Kim Borchers, national committeewoman for the Kansas Republican Party and a former appointments secretary for Gov. Sam Brownback, has helped organize opposition to school board directives amid the pandemic.
She urged Jill Foster-Koch, a Shawnee Heights employee who complained that her daughters were placed in quarantine, to run for the school board. On a Facebook Live event hosted by Borchers, school board candidate Tim Watts solicited financial support from people who objected to the Shawnee Heights school board’s approach.
Transparency, vitriol
Lauren Tice Miller, who is on the Shawnee Heights school board, said voters ought to have benefit of transparency about financial backers of school board candidates and legal actions filed against school boards.
“Voters deserve to know that these candidates have been recruited by extremely partisan people who have a long history of working to destroy public schools in Kansas,” said Miller, who works in the office of the state’s Democratic state treasurer. “They are taking full advantage of making COVID a wedge issue and spreading misinformation to create division in our communities and chaos for our school districts. They don’t have the best interests of our kids, our teachers, our staff, our schools in mind.”
Rep. Mari-Lynn Poskin, a Leawood Democrat, said the reality of political action committees endorsing candidates in nonpartisan school board races warranted revision of campaign disclosure statute. Current Kansas law doesn’t require political advertising to include the name of the responsible organization or the candidate’s treasurer in school district races.

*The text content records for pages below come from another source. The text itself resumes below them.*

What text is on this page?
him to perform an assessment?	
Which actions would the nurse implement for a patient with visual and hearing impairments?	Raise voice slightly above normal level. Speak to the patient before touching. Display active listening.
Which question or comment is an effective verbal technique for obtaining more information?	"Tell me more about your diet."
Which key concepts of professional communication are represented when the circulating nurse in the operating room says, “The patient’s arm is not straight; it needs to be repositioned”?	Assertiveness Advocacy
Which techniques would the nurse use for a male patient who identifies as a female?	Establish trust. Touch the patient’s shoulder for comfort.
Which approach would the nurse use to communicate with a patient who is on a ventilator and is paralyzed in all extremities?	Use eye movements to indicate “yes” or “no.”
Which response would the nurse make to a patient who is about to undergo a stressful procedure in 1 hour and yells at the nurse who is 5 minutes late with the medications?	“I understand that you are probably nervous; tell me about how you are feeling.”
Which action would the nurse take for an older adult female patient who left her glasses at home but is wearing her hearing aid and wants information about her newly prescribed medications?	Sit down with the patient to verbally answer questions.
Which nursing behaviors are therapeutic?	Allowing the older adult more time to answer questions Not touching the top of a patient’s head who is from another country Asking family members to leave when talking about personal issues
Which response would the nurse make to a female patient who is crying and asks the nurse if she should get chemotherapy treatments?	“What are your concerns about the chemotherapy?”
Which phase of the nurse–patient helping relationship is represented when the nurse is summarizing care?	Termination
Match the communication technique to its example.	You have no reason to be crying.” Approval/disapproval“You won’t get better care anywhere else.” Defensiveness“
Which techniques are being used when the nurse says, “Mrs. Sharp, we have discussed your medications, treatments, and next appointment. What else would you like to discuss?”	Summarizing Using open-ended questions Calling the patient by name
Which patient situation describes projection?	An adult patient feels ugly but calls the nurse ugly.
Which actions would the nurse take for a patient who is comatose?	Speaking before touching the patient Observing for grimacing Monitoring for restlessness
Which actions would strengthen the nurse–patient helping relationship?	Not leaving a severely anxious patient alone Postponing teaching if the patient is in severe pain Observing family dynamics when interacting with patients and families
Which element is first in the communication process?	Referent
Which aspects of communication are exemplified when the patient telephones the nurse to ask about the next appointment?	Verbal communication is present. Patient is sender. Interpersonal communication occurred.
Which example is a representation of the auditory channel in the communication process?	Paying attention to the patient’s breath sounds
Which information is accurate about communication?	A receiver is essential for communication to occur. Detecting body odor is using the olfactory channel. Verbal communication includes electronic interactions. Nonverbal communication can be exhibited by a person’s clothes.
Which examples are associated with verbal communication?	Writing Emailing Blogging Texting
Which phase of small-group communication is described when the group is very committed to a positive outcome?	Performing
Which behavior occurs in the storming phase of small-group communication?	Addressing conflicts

Some school board members in Johnson County have responded to the rise in “vitriol and harassment” at meetings by declining to run for re-election, said Sen. Cindy Holscher, D-Overland Park. The open school board seats have proven attractive to extremists eager to damage K-12 public education, she said.
“Topeka is already overloaded with extremists who have worked to undermine funding to public schools,” Holscher said. “Getting ‘their people’ elected to local school board positions is the final step of their agenda We are seeing an unprecedented amount of far-right PACs, who do not support public education, pouring money into these races to help them reach their goal of electing their candidates to join in their fight to privatize our schools for profit.”
‘Misinformation’ plague
In a Shawnee Heights school board campaign appeal, Flaming touted her credential as a health care professional and concluded that politicization of health care policy in wake of COVID-19 was baffling.
The school board is testing the patience of students and parents, she said, because they’ve relied on “a very narrow thought process” and were imposing restrictions that didn’t match the rate of death among people five to 18 years of age due to COVID-19.
Flaming said advice of Erin Locke, the Shawnee County health officer, and reporting by compliant mainstream media outlets focused on “fear and control.” It is a dystopian attempt to stomp out voices raising questions about “masking, testing, distancing, quarantining of exposed but healthy students, and the so-called vaccinations,” Flaming said.
“I have a problem in a place of education that someone uses the term ‘misinformation’ to snuff out freedom of thought, freedom of speech, freedom of ideas,” Flaming said.
Watts, who is campaigning for a seat on the Shawnee Heights school board, said students and educators who were vaccinated or had contracted COVID-19 shouldn’t be held to mask or quarantine mandates.
He said natural immunity brought about by being infected by the virus was superior to the vaccine, and that his family’s experience was proof of that idea.
“We have been through the virus. We are trying to live a safe but normal life,” said Watts, who has used the public comment portion of Shawnee Heights board meetings to remind voters of his candidacy. “There’s no need to turn our teachers and staff into mask police.”